Of the Corpus luteum is formed from the follicle immediately after ovulation and consists of the egg cell and luteinized theca and granulosa cells. These cells are responsible for the cycle-appropriate production of progesterone and estrogen. If the corpus luteum is deficient, the cells produce too few hormones, which can make pregnancy difficult or lead to early abortion.
The female cycle is controlled by hormones. The egg cell is released from the female ovary by certain hormones, for example, and migrates to the fallopian tube. The fallopian tube picks up the detached egg cell. This movement corresponds to ovulation, i.e. ovulation. Ovulation occurs around the middle of the woman's menstrual cycle and is often noticeable as a pulling pain in the lower abdomen.
This also occurs under hormonal control after ovulation Corpus luteum. This substance corresponds to the corpus luteum, which arises from the follicle. This is a hormone-producing cluster of cells that is either the corpus luteum menstruationis or the corpus luteum graviditatis. The first form arises from unfertilized egg cells. The second form refers to fertilized follicles. The influence of the luteinizing hormone (LH) is crucial for the development of the corpus luteum. Once it is formed, the corpus luteum controls the female cycle through internal hormone production.
The corpus luteum arises from the follicle after ovulation. The female egg changes its shape immediately after ovulation. The basement membrane of the follicle dissolves. Under the influence of LH, the contained theca and granulosa cells are transformed into so-called granulosalutein cells and thekalutein cells. This process corresponds to luteinization.
Shortly before this process, a preliminary stage of the corpus luteum, the corpus haemorrhagicum, forms. This preliminary stage arises from the spontaneous hemorrhage into empty ovarian follicles. The blood is resumed shortly after the bleeding and the luteinization of the granulosa and theca cells begins. As soon as the luteinization is complete, the corpus haemorrhagicum has changed to the corpus luteum. If the egg cell is not fertilized in a menstrual cycle, the corpus luteum recedes.
Around nine days after ovulation, the corpus luteum reaches its maximum size and from then on continuously decreases in size due to connective tissue degeneration. If, on the other hand, the egg cell is fertilized, the hormones secreted from now on cause the corpus luteum to rapidly increase in size. The cells involved in the tissue begin to proliferate.
The corpus luteum is used to produce hormones. The granulosalutein cells contained are hormone-producing cells that can produce progesterone.
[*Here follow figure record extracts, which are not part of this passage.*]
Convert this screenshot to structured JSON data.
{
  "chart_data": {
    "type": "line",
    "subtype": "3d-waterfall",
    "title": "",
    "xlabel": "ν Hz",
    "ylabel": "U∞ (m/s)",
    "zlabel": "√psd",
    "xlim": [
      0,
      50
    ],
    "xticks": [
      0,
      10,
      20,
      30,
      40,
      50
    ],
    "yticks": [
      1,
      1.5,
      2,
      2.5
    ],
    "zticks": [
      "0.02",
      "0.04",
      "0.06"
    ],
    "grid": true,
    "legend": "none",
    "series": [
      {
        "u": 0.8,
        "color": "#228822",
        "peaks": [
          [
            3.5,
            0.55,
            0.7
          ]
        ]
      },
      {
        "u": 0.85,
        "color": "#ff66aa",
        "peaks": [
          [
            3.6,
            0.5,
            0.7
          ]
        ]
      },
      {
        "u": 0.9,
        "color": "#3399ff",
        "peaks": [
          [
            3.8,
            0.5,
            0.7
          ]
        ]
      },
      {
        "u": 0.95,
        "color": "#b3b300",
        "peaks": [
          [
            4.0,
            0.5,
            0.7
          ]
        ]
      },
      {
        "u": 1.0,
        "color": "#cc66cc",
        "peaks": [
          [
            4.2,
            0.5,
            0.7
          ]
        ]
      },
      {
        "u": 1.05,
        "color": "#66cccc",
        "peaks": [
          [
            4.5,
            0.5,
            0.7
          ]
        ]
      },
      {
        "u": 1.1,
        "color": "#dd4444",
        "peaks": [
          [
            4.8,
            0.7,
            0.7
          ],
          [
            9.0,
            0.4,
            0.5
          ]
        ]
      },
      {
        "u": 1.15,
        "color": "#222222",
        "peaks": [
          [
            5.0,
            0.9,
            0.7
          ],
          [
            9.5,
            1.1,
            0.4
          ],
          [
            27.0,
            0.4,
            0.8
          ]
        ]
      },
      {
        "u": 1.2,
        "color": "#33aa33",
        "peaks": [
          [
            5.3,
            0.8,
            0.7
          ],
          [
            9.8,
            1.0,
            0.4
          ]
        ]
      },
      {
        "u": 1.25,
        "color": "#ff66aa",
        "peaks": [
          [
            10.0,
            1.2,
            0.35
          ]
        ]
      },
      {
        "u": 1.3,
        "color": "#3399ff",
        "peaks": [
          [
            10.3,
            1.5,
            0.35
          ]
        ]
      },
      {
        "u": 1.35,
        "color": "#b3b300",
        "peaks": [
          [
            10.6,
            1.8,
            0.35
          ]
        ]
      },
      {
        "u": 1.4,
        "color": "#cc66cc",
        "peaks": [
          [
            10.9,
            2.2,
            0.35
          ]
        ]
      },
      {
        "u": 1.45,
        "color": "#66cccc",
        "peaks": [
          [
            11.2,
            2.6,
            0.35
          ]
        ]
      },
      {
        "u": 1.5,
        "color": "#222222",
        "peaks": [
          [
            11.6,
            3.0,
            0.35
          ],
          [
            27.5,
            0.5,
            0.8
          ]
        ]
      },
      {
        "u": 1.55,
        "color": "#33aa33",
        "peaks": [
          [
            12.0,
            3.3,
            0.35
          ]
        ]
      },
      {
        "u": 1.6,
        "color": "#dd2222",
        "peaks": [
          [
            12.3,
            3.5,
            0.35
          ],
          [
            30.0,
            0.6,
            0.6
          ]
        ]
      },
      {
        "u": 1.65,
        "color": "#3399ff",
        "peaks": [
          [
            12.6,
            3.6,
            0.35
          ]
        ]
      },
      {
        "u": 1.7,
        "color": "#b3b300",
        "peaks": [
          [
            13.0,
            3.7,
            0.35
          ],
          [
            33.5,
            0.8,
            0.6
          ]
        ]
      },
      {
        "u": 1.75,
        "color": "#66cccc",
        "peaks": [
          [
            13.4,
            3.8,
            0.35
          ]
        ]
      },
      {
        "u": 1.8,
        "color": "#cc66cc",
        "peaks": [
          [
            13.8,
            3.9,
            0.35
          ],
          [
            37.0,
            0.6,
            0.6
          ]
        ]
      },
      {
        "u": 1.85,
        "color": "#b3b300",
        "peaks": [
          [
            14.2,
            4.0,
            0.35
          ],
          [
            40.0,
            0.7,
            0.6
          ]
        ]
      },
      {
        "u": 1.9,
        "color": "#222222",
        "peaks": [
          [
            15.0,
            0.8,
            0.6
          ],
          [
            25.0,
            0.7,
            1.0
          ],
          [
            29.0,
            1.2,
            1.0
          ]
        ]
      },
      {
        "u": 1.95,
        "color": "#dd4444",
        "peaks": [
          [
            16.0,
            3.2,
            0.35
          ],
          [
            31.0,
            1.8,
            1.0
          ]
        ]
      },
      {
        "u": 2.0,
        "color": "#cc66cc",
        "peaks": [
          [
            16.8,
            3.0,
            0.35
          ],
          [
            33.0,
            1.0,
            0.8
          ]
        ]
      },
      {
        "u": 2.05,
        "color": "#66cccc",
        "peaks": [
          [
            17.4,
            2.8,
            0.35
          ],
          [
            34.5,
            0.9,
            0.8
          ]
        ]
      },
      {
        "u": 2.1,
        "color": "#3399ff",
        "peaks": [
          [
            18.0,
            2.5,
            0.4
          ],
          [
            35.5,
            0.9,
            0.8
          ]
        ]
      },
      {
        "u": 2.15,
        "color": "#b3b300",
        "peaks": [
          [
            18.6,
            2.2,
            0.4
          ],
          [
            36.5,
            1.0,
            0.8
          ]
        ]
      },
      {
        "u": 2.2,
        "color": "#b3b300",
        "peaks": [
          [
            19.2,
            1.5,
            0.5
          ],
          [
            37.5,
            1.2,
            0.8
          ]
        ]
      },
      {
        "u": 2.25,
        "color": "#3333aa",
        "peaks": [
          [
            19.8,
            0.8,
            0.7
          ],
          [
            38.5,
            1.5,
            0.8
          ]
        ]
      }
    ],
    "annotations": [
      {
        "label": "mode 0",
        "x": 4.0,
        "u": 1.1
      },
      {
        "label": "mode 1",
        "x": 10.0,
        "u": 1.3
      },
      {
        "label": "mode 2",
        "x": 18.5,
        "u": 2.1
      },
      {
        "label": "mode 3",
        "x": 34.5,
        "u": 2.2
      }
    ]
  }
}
The gynecologist also knows progesterone as a corpus luteum hormone. After ovulation, progesterone is produced in daily amounts of around 20 to 50 milligrams.
The progesterone level in the blood increases bit by bit. Within a few days, the blood level reaches 50 to 100 times this value and is around 10 ng per milliliter. The thekalutein cells in the corpus luteum are also responsible for the production of hormones. Instead of progesterone, these cells produce the female estrogens. The high level of progesterone keeps the gonadotropin level at a low level during the luteal phase. This principle follows a negative feedback principle to the pituitary gland and prevents further egg cells from maturing during this time.
If the matured egg cell is not fertilized, the theca and granulosa cells in the corpus luteum produce less estrogen and progesterone. The resulting drop in blood level initiates the breakdown of the endometrium. Menstruation begins. If the egg cell does not remain unfertilized, the human chorionic gonadotropin (HCG) prevents gel body degeneration. Nothing stands in the way of the growth of the corpus luteum. The corpus luteum produces pregnancy-maintaining hormones after fertilization.
In about the ninth week of pregnancy, the cells produce estrogens and progesterone. From the tenth week onwards, a luteoplacental shift occurs. The hormone production no longer takes place in the corpus luteum, but in the fetoplacental unit or placenta.
The corpus luteum can develop cancer. The theca and granulosa cells, from which benign and malignant tumors can originate, are susceptible to this. Tumors based on theca and granulosa cells are hormone-producing tumors that disturb the hormone level through their profileration.
Hormone-related symptoms such as unscheduled bleeding can be the first signs. Almost every age group can be affected by the tumors. Insufficiencies of the corpus luteum are even more common than tumors of the gel body. Like all other insufficiencies, those of the corpus luteum are also expressed in a general functional weakness of the anatomical structure. The cells involved produce less progesterone and estrogen in luteal insufficiency. The plasma concentration of the corpus luteum hormones falls. As a consequence, the luteal phase of the cycle is shortened.
Under these conditions, the endometrium cannot transform itself properly. This phenomenon makes pregnancy difficult in many cases. Some of the women affected find it difficult to conceive at all. Others become pregnant but cannot maintain the pregnancy.
The insufficiency of the corpus luteum is the most common cause of miscarriages in the sense of an early abortion. Many of the patients experience several early abortions in their lives. In the meantime, hormonal substitution has become established as a treatment for luteal insufficiency. Since progesterone is particularly relevant as a pregnancy hormone, the affected women are intravenously administered the luteal hormone including its derivatives.